*写真はイメージ

(富山大学名誉教授:盛永審一郎)

 ヨーロッパの教会を訪れると、そのステンドグラスの美しさに魅了される。パリのサント=シャペル教会のステンドグラスには、創世記から始まり、イエスの生涯が、1枚1枚に描かれている。マインツの教会で見たシャガールのステンドグラス。どれもその壮麗さが見る者を圧倒する。

 その中で、ステンドグラスに死の輪舞を描いたものがある。ベルリン、リューベック、ベルンなどにあるカトリックの聖母マリア教会である。

 もともとは壁にフレスコ画として描かれていたもので、ベルリンの聖母教会では、復元されて、展示されている。ベルリンは、死んだばかりの遺体が、人々を輪舞に誘う絵なのだが、リューベックではもうそれが骸骨になっている。その不気味な死体が、人々を踊りの輪に誘っている。

ベルリンの聖母マリア教会に所蔵されている「死の舞踏」の絵画(筆者撮影)

 13世紀ごろフランスのお墓で真夜中に踊り狂うという民間信仰に由来するものらしいが、14世紀中ごろヨーロッパの人口を3分の2に激減させたペストの大流行とも関係している。ペストはだれかれ構わず死へと誘ったのだ。

死は誰にでも平等にやってくる

 この絵が意味することは二つ、一つは人の死期は予期できないこと、もう一つは死は平等であること、生まれたばかりの赤ん坊であれ、司教であれ、泥棒であれ、だれかれ構わず死は踊りの輪に誘うということである。「死の恐怖」とともに、「死の備え」を人々に訴えるものと言われている。だから、この絵も、同様に教会に掲げられている「メメント=モリ(死を忘れるな)」の絵の一つに数えられている。

ドイツの都市ヴォンドレプにある聖堂の上天井に描かれた「死の舞踏」(ウィキペディアより)

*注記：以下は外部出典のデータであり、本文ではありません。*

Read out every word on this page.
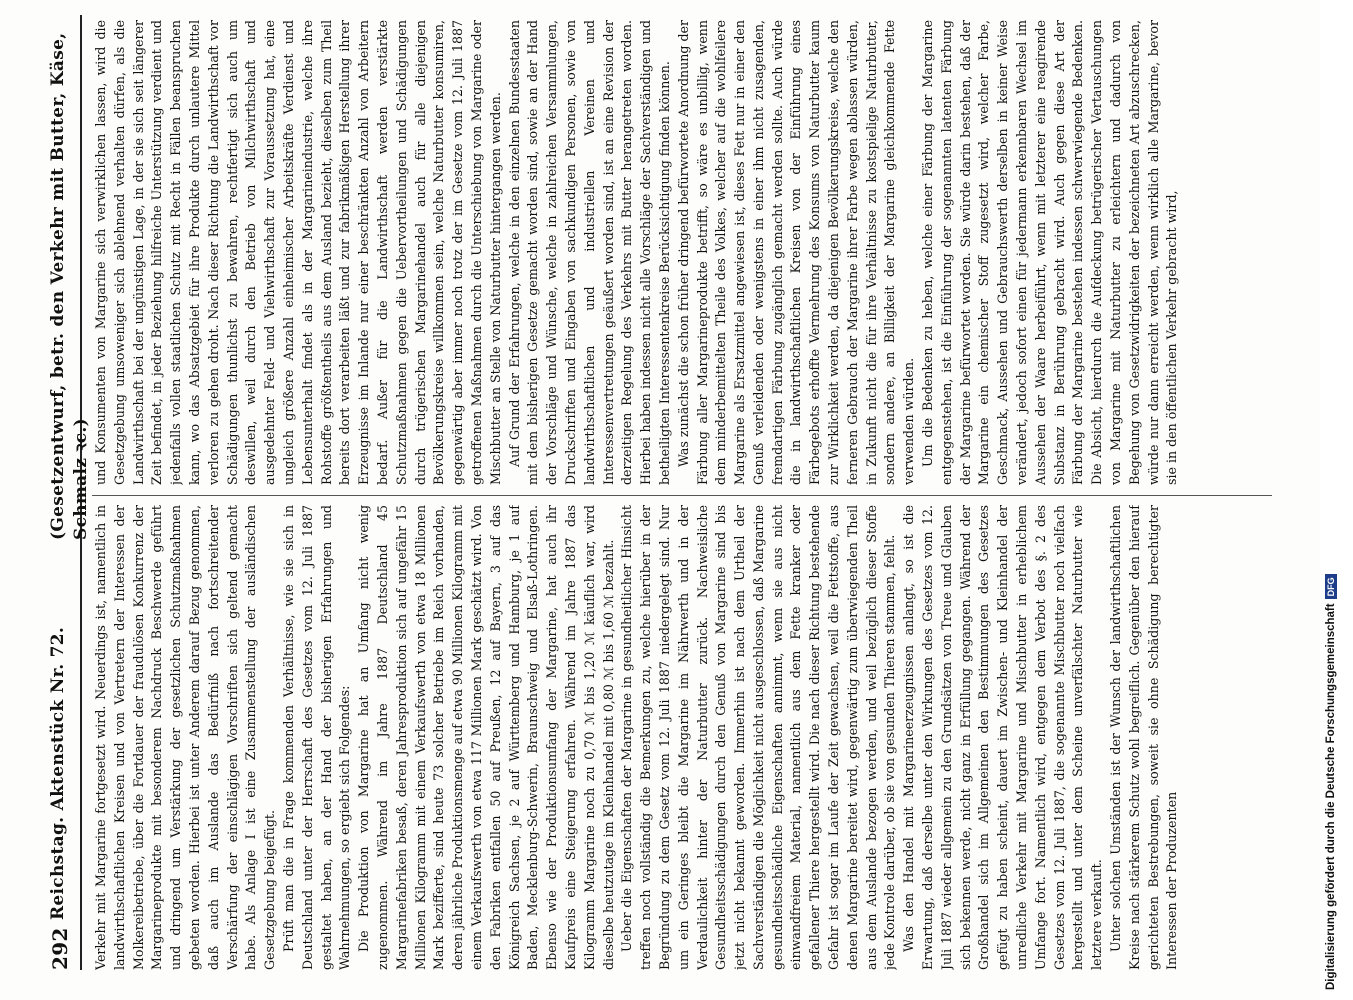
292
Reichstag. Aktenstück Nr. 72.
(Gesetzentwurf, betr. den Verkehr mit Butter, Käse, Schmalz ꝛc.)

Verkehr mit Margarine fortgesetzt wird. Neuerdings ist, namentlich in landwirthschaftlichen Kreisen und von Vertretern der Interessen der Molkereibetriebe, über die Fortdauer der fraudulösen Konkurrenz der Margarineprodukte mit besonderem Nachdruck Beschwerde geführt und dringend um Verstärkung der gesetzlichen Schutzmaßnahmen gebeten worden. Hierbei ist unter Anderem darauf Bezug genommen, daß auch im Auslande das Bedürfniß nach fortschreitender Verschärfung der einschlägigen Vorschriften sich geltend gemacht habe. Als Anlage I ist eine Zusammenstellung der ausländischen Gesetzgebung beigefügt. Prüft man die in Frage kommenden Verhältnisse, wie sie sich in Deutschland unter der Herrschaft des Gesetzes vom 12. Juli 1887 gestaltet haben, an der Hand der bisherigen Erfahrungen und Wahrnehmungen, so ergiebt sich Folgendes: Die Produktion von Margarine hat an Umfang nicht wenig zugenommen. Während im Jahre 1887 Deutschland 45 Margarinefabriken besaß, deren Jahresproduktion sich auf ungefähr 15 Millionen Kilogramm mit einem Verkaufswerth von etwa 18 Millionen Mark bezifferte, sind heute 73 solcher Betriebe im Reich vorhanden, deren jährliche Produktionsmenge auf etwa 90 Millionen Kilogramm mit einem Verkaufswerth von etwa 117 Millionen Mark geschätzt wird. Von den Fabriken entfallen 50 auf Preußen, 12 auf Bayern, 3 auf das Königreich Sachsen, je 2 auf Württemberg und Hamburg, je 1 auf Baden, Mecklenburg-Schwerin, Braunschweig und Elsaß-Lothringen. Ebenso wie der Produktionsumfang der Margarine, hat auch ihr Kaufpreis eine Steigerung erfahren. Während im Jahre 1887 das Kilogramm Margarine noch zu 0,70 ℳ bis 1,20 ℳ käuflich war, wird dieselbe heutzutage im Kleinhandel mit 0,80 ℳ bis 1,60 ℳ bezahlt. Ueber die Eigenschaften der Margarine in gesundheitlicher Hinsicht treffen noch vollständig die Bemerkungen zu, welche hierüber in der Begründung zu dem Gesetz vom 12. Juli 1887 niedergelegt sind. Nur um ein Geringes bleibt die Margarine im Nährwerth und in der Verdaulichkeit hinter der Naturbutter zurück. Nachweisliche Gesundheitsschädigungen durch den Genuß von Margarine sind bis jetzt nicht bekannt geworden. Immerhin ist nach dem Urtheil der Sachverständigen die Möglichkeit nicht ausgeschlossen, daß Margarine gesundheitsschädliche Eigenschaften annimmt, wenn sie aus nicht einwandfreiem Material, namentlich aus dem Fette kranker oder gefallener Thiere hergestellt wird. Die nach dieser Richtung bestehende Gefahr ist sogar im Laufe der Zeit gewachsen, weil die Fettstoffe, aus denen Margarine bereitet wird, gegenwärtig zum überwiegenden Theil aus dem Auslande bezogen werden, und weil bezüglich dieser Stoffe jede Kontrole darüber, ob sie von gesunden Thieren stammen, fehlt. Was den Handel mit Margarineerzeugnissen anlangt, so ist die Erwartung, daß derselbe unter den Wirkungen des Gesetzes vom 12. Juli 1887 wieder allgemein zu den Grundsätzen von Treue und Glauben sich bekennen werde, nicht ganz in Erfüllung gegangen. Während der Großhandel sich im Allgemeinen den Bestimmungen des Gesetzes gefügt zu haben scheint, dauert im Zwischen- und Kleinhandel der unredliche Verkehr mit Margarine und Mischbutter in erheblichem Umfange fort. Namentlich wird, entgegen dem Verbot des §. 2 des Gesetzes vom 12. Juli 1887, die sogenannte Mischbutter noch vielfach hergestellt und unter dem Scheine unverfälschter Naturbutter wie letztere verkauft. Unter solchen Umständen ist der Wunsch der landwirthschaftlichen Kreise nach stärkerem Schutz wohl begreiflich. Gegenüber den hierauf gerichteten Bestrebungen, soweit sie ohne Schädigung berechtigter Interessen der Produzenten

und Konsumenten von Margarine sich verwirklichen lassen, wird die Gesetzgebung umsoweniger sich ablehnend verhalten dürfen, als die Landwirthschaft bei der ungünstigen Lage, in der sie sich seit längerer Zeit befindet, in jeder Beziehung hilfreiche Unterstützung verdient und jedenfalls vollen staatlichen Schutz mit Recht in Fällen beanspruchen kann, wo das Absatzgebiet für ihre Produkte durch unlautere Mittel verloren zu gehen droht. Nach dieser Richtung die Landwirthschaft vor Schädigungen thunlichst zu bewahren, rechtfertigt sich auch um deswillen, weil durch den Betrieb von Milchwirthschaft und ausgedehnter Feld- und Viehwirthschaft zur Voraussetzung hat, eine ungleich größere Anzahl einheimischer Arbeitskräfte Verdienst und Lebensunterhalt findet als in der Margarineindustrie, welche ihre Rohstoffe größtentheils aus dem Ausland bezieht, dieselben zum Theil bereits dort verarbeiten läßt und zur fabrikmäßigen Herstellung ihrer Erzeugnisse im Inlande nur einer beschränkten Anzahl von Arbeitern bedarf. Außer für die Landwirthschaft werden verstärkte Schutzmaßnahmen gegen die Uebervortheilungen und Schädigungen durch trügerischen Margarinehandel auch für alle diejenigen Bevölkerungskreise willkommen sein, welche Naturbutter konsumiren, gegenwärtig aber immer noch trotz der im Gesetze vom 12. Juli 1887 getroffenen Maßnahmen durch die Unterschiebung von Margarine oder Mischbutter an Stelle von Naturbutter hintergangen werden. Auf Grund der Erfahrungen, welche in den einzelnen Bundesstaaten mit dem bisherigen Gesetze gemacht worden sind, sowie an der Hand der Vorschläge und Wünsche, welche in zahlreichen Versammlungen, Druckschriften und Eingaben von sachkundigen Personen, sowie von landwirthschaftlichen und industriellen Vereinen und Interessenvertretungen geäußert worden sind, ist an eine Revision der derzeitigen Regelung des Verkehrs mit Butter herangetreten worden. Hierbei haben indessen nicht alle Vorschläge der Sachverständigen und betheiligten Interessentenkreise Berücksichtigung finden können. Was zunächst die schon früher dringend befürwortete Anordnung der Färbung aller Margarineprodukte betrifft, so wäre es unbillig, wenn dem minderbemittelten Theile des Volkes, welcher auf die wohlfeilere Margarine als Ersatzmittel angewiesen ist, dieses Fett nur in einer den Genuß verleidenden oder wenigstens in einer ihm nicht zusagenden, fremdartigen Färbung zugänglich gemacht werden sollte. Auch würde die in landwirthschaftlichen Kreisen von der Einführung eines Färbegebots erhoffte Vermehrung des Konsums von Naturbutter kaum zur Wirklichkeit werden, da diejenigen Bevölkerungskreise, welche den ferneren Gebrauch der Margarine ihrer Farbe wegen ablassen würden, in Zukunft nicht die für ihre Verhältnisse zu kostspielige Naturbutter, sondern andere, an Billigkeit der Margarine gleichkommende Fette verwenden würden. Um die Bedenken zu heben, welche einer Färbung der Margarine entgegenstehen, ist die Einführung der sogenannten latenten Färbung der Margarine befürwortet worden. Sie würde darin bestehen, daß der Margarine ein chemischer Stoff zugesetzt wird, welcher Farbe, Geschmack, Aussehen und Gebrauchswerth derselben in keiner Weise verändert, jedoch sofort einen für jedermann erkennbaren Wechsel im Aussehen der Waare herbeiführt, wenn mit letzterer eine reagirende Substanz in Berührung gebracht wird. Auch gegen diese Art der Färbung der Margarine bestehen indessen schwerwiegende Bedenken. Die Absicht, hierdurch die Aufdeckung betrügerischer Vertauschungen von Margarine mit Naturbutter zu erleichtern und dadurch von Begehung von Gesetzwidrigkeiten der bezeichneten Art abzuschrecken, würde nur dann erreicht werden, wenn wirklich alle Margarine, bevor sie in den öffentlichen Verkehr gebracht wird,

Digitalisierung gefördert durch die Deutsche ForschungsgemeinschaftDFG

 しかし私は単に、それだけではないと思う。ペストが町を、そして人々を襲い、死体が次から次へと山積みにされていく。その様相は、まさに死の輪舞として人々に受け止められたのだと思う。単に人はいつかは死ぬ、だから日常の生活に興じてこの事実を忘れてはいけないということだけではすまされないのだ。明日、あるいは明後日に、死ぬかもしれない、その差し迫りくる死の恐怖をもって、黒死病のパンデミックという歴史的事実を茫然となすすべなく人々は見つめていたのだろう。まさに、コロナ禍の現在、私たちが体験している、異常なそこはかとない死の恐怖と通じているであろう。